Germany is now engulfed by a third wave of COVID-19 infections, which is being driven mainly by the more infectious SARS-CoV-2 variant called B.1.1.7.

"We have clear signs the third wave in Germany has already begun," said Prof Dr Lothar Wieler, president of the Robert Koch Institute for Infectious Diseases in Berlin.

"I am very worried," he said, and pointed out the number of cases with more contagious variants such as B.1.1.7, or the British variant, and the South African variant also known as 501Y.V2 are on the rise.

He said Germany's ongoing vaccination campaign is a race against a changing and mutating virus becoming more infectious and deadlier. Wieler said he was "very worried" about the public health crisis in Germany being fueled by the pandemic but remains confident the country will ultimately be able to bring the third wave under control.

"The virus is not going to disappear, but once we have a base level of immunity in the population, we can control it," he emphasized.

Until the third wave wanes, Wieler urged his fellow German to keep wearing face masks in public and maintain a safe distance from others.

Wieler has cause for concern. On Wednesday, Germany reported its highest daily tally of COVID-19 cases since January even as the country began gradually easing lockdown restrictions imposed over the past few months.

Total new cases on March 10 skyrocketed to 21,163 compared to 6,834 the day before based on Johns Hopkins data as compiled by Google.
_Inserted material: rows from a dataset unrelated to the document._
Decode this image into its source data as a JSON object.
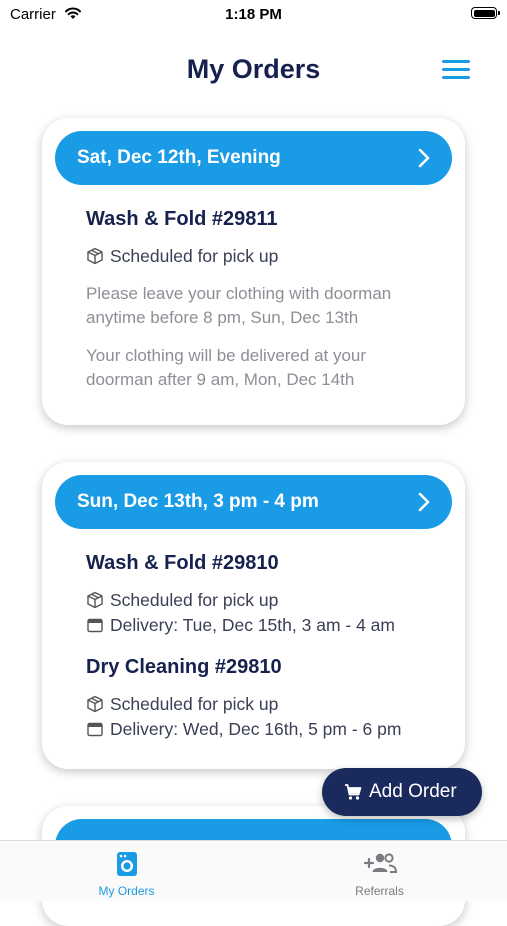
{
  "status_bar": {
    "carrier": "Carrier",
    "time": "1:18 PM"
  },
  "header": {
    "title": "My Orders",
    "menu_icon": "hamburger-menu-icon"
  },
  "orders": [
    {
      "date_label": "Sat, Dec 12th, Evening",
      "items": [
        {
          "title": "Wash & Fold #29811",
          "status": "Scheduled for pick up"
        }
      ],
      "notes": [
        "Please leave your clothing with doorman anytime before 8 pm, Sun, Dec 13th",
        "Your clothing will be delivered at your doorman after 9 am, Mon, Dec 14th"
      ]
    },
    {
      "date_label": "Sun, Dec 13th, 3 pm - 4 pm",
      "items": [
        {
          "title": "Wash & Fold #29810",
          "status": "Scheduled for pick up",
          "delivery": "Delivery: Tue, Dec 15th, 3 am - 4 am"
        },
        {
          "title": "Dry Cleaning #29810",
          "status": "Scheduled for pick up",
          "delivery": "Delivery: Wed, Dec 16th, 5 pm - 6 pm"
        }
      ]
    }
  ],
  "fab": {
    "label": "Add Order",
    "icon": "cart-icon"
  },
  "tabs": [
    {
      "label": "My Orders",
      "icon": "washing-machine-icon",
      "active": true
    },
    {
      "label": "Referrals",
      "icon": "add-people-icon",
      "active": false
    }
  ],
  "colors": {
    "accent": "#1a9be6",
    "navy": "#16214e",
    "fab": "#1b2a5c",
    "muted": "#8e8e96"
  }
}
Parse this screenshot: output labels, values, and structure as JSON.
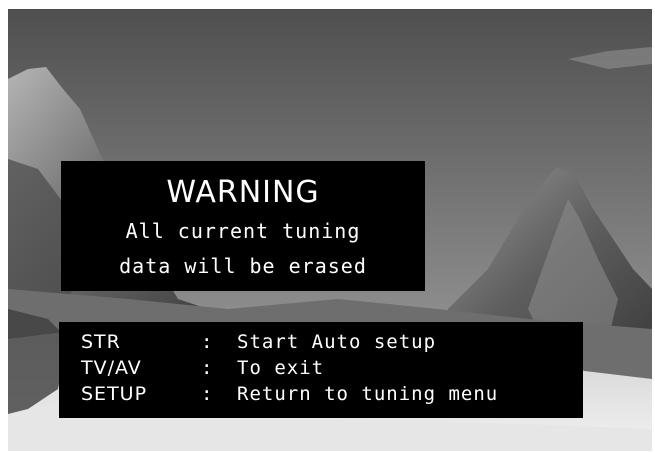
{
  "warning": {
    "title": "WARNING",
    "line1": "All current tuning",
    "line2": "data will be erased"
  },
  "keys": [
    {
      "key": "STR",
      "separator": ":",
      "action": "Start Auto setup"
    },
    {
      "key": "TV/AV",
      "separator": ":",
      "action": "To exit"
    },
    {
      "key": "SETUP",
      "separator": ":",
      "action": "Return to tuning menu"
    }
  ],
  "background": {
    "description_icon": "mountain-landscape-image"
  }
}
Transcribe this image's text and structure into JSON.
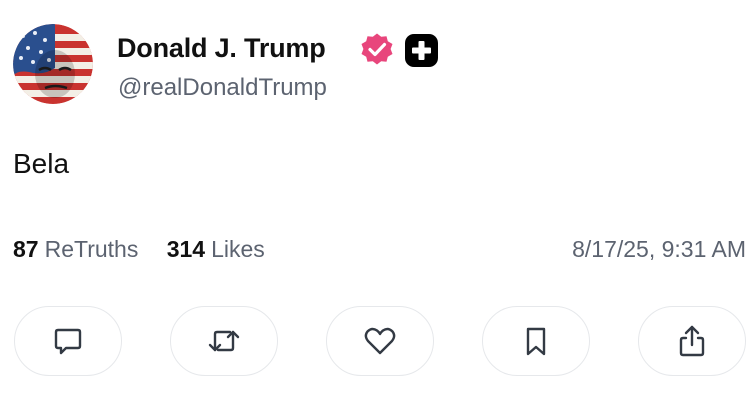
{
  "post": {
    "display_name": "Donald J. Trump",
    "handle": "@realDonaldTrump",
    "text": "Bela",
    "verified_color": "#e8467c",
    "badge_color": "#000000"
  },
  "stats": {
    "retruths_count": "87",
    "retruths_label": "ReTruths",
    "likes_count": "314",
    "likes_label": "Likes"
  },
  "timestamp": "8/17/25, 9:31 AM",
  "actions": [
    {
      "name": "reply",
      "icon": "comment-icon"
    },
    {
      "name": "retruth",
      "icon": "repost-icon"
    },
    {
      "name": "like",
      "icon": "heart-icon"
    },
    {
      "name": "bookmark",
      "icon": "bookmark-icon"
    },
    {
      "name": "share",
      "icon": "share-icon"
    }
  ]
}
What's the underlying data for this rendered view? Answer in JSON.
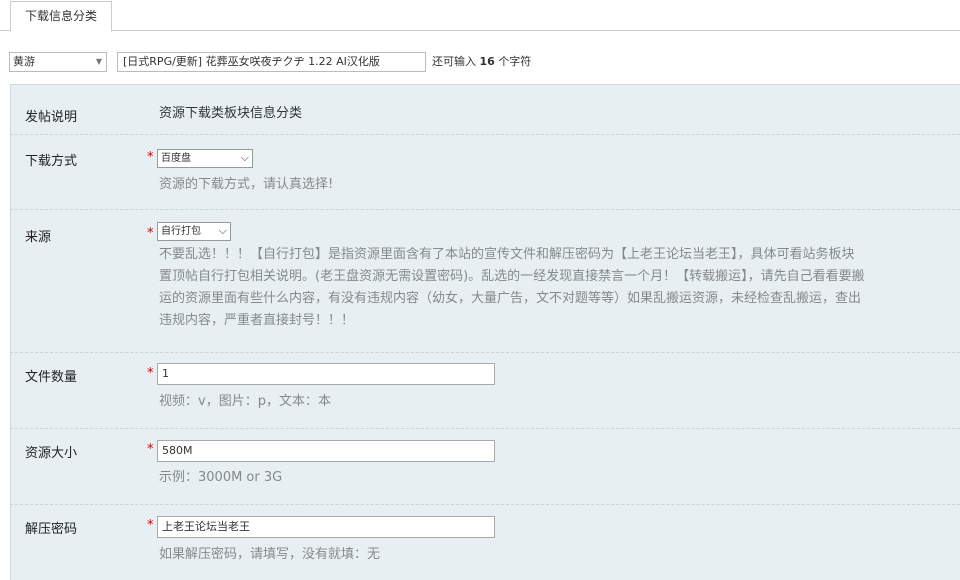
{
  "tab": {
    "label": "下载信息分类"
  },
  "post": {
    "category": "黄游",
    "title": "[日式RPG/更新] 花葬巫女咲夜ヂクヂ 1.22 AI汉化版",
    "counter_prefix": "还可输入",
    "counter_value": "16",
    "counter_suffix": "个字符"
  },
  "form": {
    "intro": {
      "label": "发帖说明",
      "text": "资源下载类板块信息分类"
    },
    "download_method": {
      "label": "下载方式",
      "required": "*",
      "value": "百度盘",
      "help": "资源的下载方式，请认真选择!"
    },
    "source": {
      "label": "来源",
      "required": "*",
      "value": "自行打包",
      "help_lines": [
        "不要乱选！！！【自行打包】是指资源里面含有了本站的宣传文件和解压密码为【上老王论坛当老王】，具体可看站务板块",
        "置顶帖自行打包相关说明。(老王盘资源无需设置密码)。乱选的一经发现直接禁言一个月！【转载搬运】，请先自己看看要搬",
        "运的资源里面有些什么内容，有没有违规内容（幼女，大量广告，文不对题等等）如果乱搬运资源，未经检查乱搬运，查出",
        "违规内容，严重者直接封号！！！"
      ]
    },
    "file_count": {
      "label": "文件数量",
      "required": "*",
      "value": "1",
      "help": "视频：v，图片：p，文本：本"
    },
    "size": {
      "label": "资源大小",
      "required": "*",
      "value": "580M",
      "help": "示例：3000M or 3G"
    },
    "password": {
      "label": "解压密码",
      "required": "*",
      "value": "上老王论坛当老王",
      "help": "如果解压密码，请填写，没有就填：无"
    }
  }
}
There were 4,745 cases Thursday, 12,770 cases Friday and 10,568 cases Saturday.

German Chancellor Angela Merkel has kept warning Germany might be caught in a third wave if its restrictive public health measures were lifted too quickly.

To date, 2.6 million Germans have come down with COVID-19 while a further 74,000 have lost their lives to the disease, according to Worldometer data.

Disquiet over the danger presented by B.1.1.7 began to increase in mid-February when RKI reported the variant was on track to becoming the dominant strain in Germany over the next few months. B.1.1.7 is up to 70% more infectious than the parent strain from which it sprang.

RKI reported the proportion of B.1.1.7 in positive test samples rose from just under six percent to more than 22% in only two weeks.

RKI and other medical laboratories analyzed more than 23,000 positive PCR tests and sequenced the samples by mid-February in a bid to find out how fast the variants are spreading.

"The mutation that was first discovered in the UK is particularly worrying... We have to expect that it will now become the dominant variant here," said Federal Minister of Health Jens Spahn at the time.

He said the proportion of cases with B.1.1.7 was "doubling every week."